I've mentioned how good Jolie's performance was (I don't get the hate people carry for her, Angelina Jolie is one of the best workers in Hollywood) and it's unfortunate that the rest of the acting didn't live up to the top billing. Scheriber I thought was dull and dry as Jolie's friend and C.I.A. partner, but he gets a chance to redeem his performance in the second half of the film. Ejiofor, however, was the real disappointment. I've lauded Ejiofor in the past for his great performances in Serenity and 2012 but here he does little with what's given him. Don't get me wrong, what's given him IS horrible, but it would have been nice for him to infuse his bad dialogue with a little personality as Jolie and Schreiber were able to do. Olbrychski is mediocre, a typical Russian agent, and we don't get to see much of Diehl, but the chemistry between him and Salt is believable as husband and wife.

What Salt does well is make us question who's playing who, and to what end. What are we supposed to think when Salt apparently kills the Russian president when that's what we've been told is the mission of the Russian spy? The exact opposite of what we should be, but that's the best part of the storytelling. But the action is a mishmash of bad camera work and lack of balance, with one particular scene near the end lacking anything in the way of grace or poetry in motion. With a weak second half, atrocious dialogue, plotholes you could pass a 747 through, too many dull moments and a plot that reeks of leftovers from other, better spy movies (Mission Impossible, the new James Bond, the Bourne series), it's a shame that this film ended up in Jolie's lap. Jolie has made a career out of portraying strong female characters and really wanted to get a female-fronted espionage franchise off the ground. It's an inspiring goal, but Salt may end that momentum before it even gets going. I can't with any sense of decency recommend seeing this film, either in the theaters or in what I'm sure will be a quick transferal to DVD. There are mindless, fun, popcorn action films (like this summer's A-Team) that are far less believable, but since they're not trying to do anything revolutionary they can get away with the silly. Salt tried to go the intellectual route, and it burns the film and the moviegoing audience badly.

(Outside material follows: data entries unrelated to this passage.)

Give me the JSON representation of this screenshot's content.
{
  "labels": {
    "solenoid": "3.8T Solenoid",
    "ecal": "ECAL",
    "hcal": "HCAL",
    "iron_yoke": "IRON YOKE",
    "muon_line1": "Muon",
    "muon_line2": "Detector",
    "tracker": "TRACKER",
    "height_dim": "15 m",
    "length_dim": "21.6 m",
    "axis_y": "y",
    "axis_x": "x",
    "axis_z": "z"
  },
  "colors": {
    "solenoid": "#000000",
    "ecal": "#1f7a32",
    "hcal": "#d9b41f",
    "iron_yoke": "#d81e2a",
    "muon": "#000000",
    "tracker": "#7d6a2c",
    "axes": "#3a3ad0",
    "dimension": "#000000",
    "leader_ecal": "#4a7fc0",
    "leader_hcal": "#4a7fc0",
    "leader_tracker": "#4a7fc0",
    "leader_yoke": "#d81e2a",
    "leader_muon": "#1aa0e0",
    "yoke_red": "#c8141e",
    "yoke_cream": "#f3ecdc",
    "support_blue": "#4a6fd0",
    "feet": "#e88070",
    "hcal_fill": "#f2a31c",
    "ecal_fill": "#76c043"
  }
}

Skip it.


SquishyAbs said...

Great review!

Opinioness of the World said...

Yeah I didn't hate it as much as you did. But I completely agree about the shoddy camera work and wretched dialogue. And Angelina Jolie is hands down the best thing about the film (love her!!).

Regarding the change from a male lead to a female (and who told you that one???), Jolie actually received the script BEFORE they made the gender changes, which included removing the fact that she had a child and making her fight scenes tougher and "dirtier" (that's how the stunt coordinator worded it). The scene where she uses a sanitary napkin from the ladies' room in the bar is fave blogger said that they must have added that once they made the gender switch.

The second half of the film is atrocious compared to the first half but for me, it was still worth it to see Jolie kick ass. I still have my fingers crossed that the studio execs will green-light better female-fronted films.

Gianni said...

I really wanted to like this movie, but it had it's good parts, as I said. The story, though it could have been better, was interesting and shock-inducing, but just too convoluted and unbelievable to take seriously. The stuff that made the Bourne and new Bond films so breathtaking was their ability to convincingly be in the "Real World" as to be believable. I just didn't feel that way here, completely disconnected from the material and bored for stretches at a time. It's too bad for Jolie, but we'll see if Salt's solid 2'nd place box office opening maintains or if Salt drops precariously in the coming weeks.

Sorry, new post's late. I'll have a new review up tomorrow evening after work, with another lined up by the end of the week.